祝轻岚说着,抬手指向两壁相夹的那一座陡峭的乌黑石台,那石台看着高不可攀,只有狭窄而粗糙的石梯连通往上,石台后露出一线天光,从上方照射下来,宛如一道青云路。

夹着这条石道的高耸岩壁上,斜插着数之不尽的刀枪剑戟。

祝轻岚道:“应该是这里没错了,在下找了许久才找到这里来,没想到殿下直接从天上就掉进了这里,可见殿下与这里有缘。”

慕昭然不咸不淡地哼了一声,有缘?有缘才怪。

她前世为了云霄飏,一心只想入剑道,听说他的奉天剑也出自这一座铸刃台内,入得地卷后便一门心思地寻找这里。

最终功夫不负有心人,也的确让她寻到了这里,入了铸刃台来。

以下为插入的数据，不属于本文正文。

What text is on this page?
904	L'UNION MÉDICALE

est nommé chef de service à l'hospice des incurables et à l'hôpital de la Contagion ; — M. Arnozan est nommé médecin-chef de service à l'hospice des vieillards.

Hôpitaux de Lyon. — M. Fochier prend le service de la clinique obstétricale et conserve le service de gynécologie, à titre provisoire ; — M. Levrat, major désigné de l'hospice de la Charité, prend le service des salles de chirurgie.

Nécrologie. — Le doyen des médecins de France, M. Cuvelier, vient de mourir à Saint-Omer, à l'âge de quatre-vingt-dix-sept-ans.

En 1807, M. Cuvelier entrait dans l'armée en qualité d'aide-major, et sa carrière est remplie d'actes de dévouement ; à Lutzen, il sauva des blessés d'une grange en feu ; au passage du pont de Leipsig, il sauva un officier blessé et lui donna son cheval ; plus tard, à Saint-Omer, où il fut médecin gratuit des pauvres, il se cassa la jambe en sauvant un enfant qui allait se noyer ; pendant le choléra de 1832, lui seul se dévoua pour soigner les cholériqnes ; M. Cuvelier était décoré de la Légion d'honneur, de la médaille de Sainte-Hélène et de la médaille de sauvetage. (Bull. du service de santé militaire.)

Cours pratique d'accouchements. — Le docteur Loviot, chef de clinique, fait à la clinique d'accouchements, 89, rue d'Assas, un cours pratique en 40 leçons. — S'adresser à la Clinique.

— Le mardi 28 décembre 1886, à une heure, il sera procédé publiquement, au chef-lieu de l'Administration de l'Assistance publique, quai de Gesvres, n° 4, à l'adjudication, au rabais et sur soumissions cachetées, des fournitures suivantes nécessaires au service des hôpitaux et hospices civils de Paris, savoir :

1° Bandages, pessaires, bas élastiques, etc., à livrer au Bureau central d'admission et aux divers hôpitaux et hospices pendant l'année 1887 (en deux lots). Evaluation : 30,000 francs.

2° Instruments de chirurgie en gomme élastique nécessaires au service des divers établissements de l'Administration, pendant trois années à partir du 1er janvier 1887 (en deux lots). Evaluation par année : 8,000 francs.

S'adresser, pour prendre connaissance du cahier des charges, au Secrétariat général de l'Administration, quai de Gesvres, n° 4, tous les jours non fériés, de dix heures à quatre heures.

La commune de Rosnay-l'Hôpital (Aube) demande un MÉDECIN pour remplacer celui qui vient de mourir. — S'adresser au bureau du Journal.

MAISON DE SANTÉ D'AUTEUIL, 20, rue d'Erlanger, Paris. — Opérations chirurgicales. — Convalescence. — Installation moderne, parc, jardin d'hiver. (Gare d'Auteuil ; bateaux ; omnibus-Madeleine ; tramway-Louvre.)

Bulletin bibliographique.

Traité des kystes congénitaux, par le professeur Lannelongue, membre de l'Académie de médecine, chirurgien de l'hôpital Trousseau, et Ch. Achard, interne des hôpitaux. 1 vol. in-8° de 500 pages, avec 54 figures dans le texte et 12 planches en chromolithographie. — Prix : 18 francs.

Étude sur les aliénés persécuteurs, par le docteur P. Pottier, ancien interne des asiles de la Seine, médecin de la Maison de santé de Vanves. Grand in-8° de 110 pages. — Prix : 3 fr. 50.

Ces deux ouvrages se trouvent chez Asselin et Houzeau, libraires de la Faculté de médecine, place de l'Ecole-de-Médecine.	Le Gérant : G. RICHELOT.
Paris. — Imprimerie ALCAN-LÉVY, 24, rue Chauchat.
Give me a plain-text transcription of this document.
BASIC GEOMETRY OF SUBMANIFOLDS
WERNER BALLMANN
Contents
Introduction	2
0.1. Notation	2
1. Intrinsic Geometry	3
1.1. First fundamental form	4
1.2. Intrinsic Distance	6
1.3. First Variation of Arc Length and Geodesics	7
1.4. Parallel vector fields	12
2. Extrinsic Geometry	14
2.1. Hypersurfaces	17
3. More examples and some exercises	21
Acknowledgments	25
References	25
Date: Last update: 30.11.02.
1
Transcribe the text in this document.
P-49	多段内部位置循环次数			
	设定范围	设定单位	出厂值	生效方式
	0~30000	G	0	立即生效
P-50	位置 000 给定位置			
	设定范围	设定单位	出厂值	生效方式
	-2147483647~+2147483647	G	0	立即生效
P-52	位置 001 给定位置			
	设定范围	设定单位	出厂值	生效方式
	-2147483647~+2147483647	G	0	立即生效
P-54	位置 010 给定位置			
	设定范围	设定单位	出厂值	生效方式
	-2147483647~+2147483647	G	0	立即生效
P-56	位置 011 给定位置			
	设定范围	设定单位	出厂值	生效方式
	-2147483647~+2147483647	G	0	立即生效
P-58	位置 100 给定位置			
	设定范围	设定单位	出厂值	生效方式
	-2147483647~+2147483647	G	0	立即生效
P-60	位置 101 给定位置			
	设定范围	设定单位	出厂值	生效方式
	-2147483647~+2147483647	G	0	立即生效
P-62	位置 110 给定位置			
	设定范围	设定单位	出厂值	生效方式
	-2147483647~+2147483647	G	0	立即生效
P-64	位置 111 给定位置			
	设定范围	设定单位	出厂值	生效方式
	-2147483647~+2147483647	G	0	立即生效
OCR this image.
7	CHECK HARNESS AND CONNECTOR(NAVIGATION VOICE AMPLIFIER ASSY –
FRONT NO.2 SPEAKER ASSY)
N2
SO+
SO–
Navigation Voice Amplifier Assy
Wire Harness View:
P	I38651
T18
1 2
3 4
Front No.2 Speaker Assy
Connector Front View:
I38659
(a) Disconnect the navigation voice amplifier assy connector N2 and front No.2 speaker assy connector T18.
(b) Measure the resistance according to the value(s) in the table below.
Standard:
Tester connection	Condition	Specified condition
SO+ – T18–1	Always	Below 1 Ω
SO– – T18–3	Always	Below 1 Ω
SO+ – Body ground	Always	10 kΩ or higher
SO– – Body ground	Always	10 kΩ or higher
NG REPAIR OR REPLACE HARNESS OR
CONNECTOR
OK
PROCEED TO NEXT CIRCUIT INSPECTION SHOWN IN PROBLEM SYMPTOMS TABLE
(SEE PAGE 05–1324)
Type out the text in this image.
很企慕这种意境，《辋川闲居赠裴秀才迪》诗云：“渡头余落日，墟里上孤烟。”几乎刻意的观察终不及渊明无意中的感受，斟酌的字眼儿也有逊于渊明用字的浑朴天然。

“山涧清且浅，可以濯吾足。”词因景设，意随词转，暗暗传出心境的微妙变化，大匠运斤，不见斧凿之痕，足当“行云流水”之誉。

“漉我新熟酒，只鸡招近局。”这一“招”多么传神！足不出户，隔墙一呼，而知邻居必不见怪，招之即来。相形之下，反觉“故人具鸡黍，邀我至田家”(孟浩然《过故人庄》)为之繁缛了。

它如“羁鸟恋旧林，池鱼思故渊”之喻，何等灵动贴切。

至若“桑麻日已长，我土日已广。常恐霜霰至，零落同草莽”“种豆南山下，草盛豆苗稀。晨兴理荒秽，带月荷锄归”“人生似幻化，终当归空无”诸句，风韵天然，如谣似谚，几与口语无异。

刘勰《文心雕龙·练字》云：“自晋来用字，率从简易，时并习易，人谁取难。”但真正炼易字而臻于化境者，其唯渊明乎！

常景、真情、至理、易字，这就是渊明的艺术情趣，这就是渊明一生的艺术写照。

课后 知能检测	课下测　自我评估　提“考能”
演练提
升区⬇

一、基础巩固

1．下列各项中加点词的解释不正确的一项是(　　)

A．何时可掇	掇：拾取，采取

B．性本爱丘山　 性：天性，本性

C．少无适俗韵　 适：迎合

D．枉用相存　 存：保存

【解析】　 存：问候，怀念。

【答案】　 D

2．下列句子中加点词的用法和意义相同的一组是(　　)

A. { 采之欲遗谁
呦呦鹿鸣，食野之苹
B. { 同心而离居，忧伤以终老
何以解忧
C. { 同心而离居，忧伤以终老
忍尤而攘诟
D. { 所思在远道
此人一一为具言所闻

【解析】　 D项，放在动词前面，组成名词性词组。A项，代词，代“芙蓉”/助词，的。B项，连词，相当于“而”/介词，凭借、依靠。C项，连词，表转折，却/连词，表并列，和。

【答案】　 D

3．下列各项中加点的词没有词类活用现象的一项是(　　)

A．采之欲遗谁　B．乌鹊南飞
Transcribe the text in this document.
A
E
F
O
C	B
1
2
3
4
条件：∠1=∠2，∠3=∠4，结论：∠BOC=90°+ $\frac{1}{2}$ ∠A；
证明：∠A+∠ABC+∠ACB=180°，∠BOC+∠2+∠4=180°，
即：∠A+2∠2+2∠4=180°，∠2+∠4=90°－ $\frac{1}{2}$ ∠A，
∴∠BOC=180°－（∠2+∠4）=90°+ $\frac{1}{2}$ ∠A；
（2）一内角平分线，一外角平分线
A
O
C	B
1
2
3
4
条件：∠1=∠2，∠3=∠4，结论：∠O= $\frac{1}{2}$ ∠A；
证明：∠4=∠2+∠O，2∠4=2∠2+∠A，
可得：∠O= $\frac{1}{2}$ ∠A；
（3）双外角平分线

她扛着两壁刀兵的嗡鸣和无数的刀光剑影,固执地一步步往上爬,身上被劈出无数的伤,每走一步都是一个血印,走到最后几乎是手脚并用地爬上去的。

爬上去后,她站在那铸刃台上,却没有一把兵器愿意为她飞来。

慕昭然在台上等了许久,等到伤口上的血都凝固成血痂,她不甘心就这样离开,从最近的山壁上硬生生撬了一把剑带出去。

她带着那把剑入金宫修剑,日日挥剑挥得烦躁,别人都修出明耀剑光、清越剑鸣时,她的剑还是一把不肯开锋的凡铁钝剑。

不过慕昭然反正也不在意,她只在意云师兄托着她的手腕教她挥剑时,那轻拂在她鬓边的呼吸。

直到后来叶离枝进入天道宫,一次内门弟子段位考核,她与叶离枝分到一组对战,慕昭然仗着自己法宝多,使了些小手段钻比赛空子,在擂台上狠狠虐打了叶离枝一番。

就在她觉得自己胜算已定,故带羞辱地用剑挑起叶离枝的下巴,想要在她那张楚楚动人的脸上留下一道划痕时,叶离枝嘴角鲜血滴落剑尖,长剑蓦地从她手里挣脱,竟落到了叶离枝的手中。

那把在她手里愚钝不堪的破剑,却在叶离枝手里发出了凤鸣般的清音,一瞬间光华大放,锋芒毕露,直接将她击飞出擂台,丢尽脸面。

现在想来,慕昭然心底都还能感同到当时自己心里那极端的不甘和屈辱,周围的窸窣碎语如同尖针一样扎在她心里,直到现在都不曾忘记。

“那把剑竟然和叶师妹结契了?这不是圣女从地卷里取得的本命剑吗?怎么会和别人结契?”

“你看看那把剑在她手里是什么样子,在叶师妹手里又是什么样子?慕昭然修剑这么多年,到现在都还在筑基期,连剑锋都开不了,还妄想结契?换做我是那把剑,我也得抛弃她。”

“小声点!你可真敢说,不怕她命令身边那一群狗腿子报复你。”

“连剑锋都开不了的人,每日还要霸占云师兄的时间,亲自教她,真是活该。”

“呵呵呵,有这样的南荣圣女,可真丢人,早晚国将不国……”

那时候,慕昭然在天道宫的作为已是叫人怨声载道,她的人缘跌入谷底,或者说,她根本就没有人缘,当时无数的目光落在她身上,几乎都是嘲讽和幸灾乐祸。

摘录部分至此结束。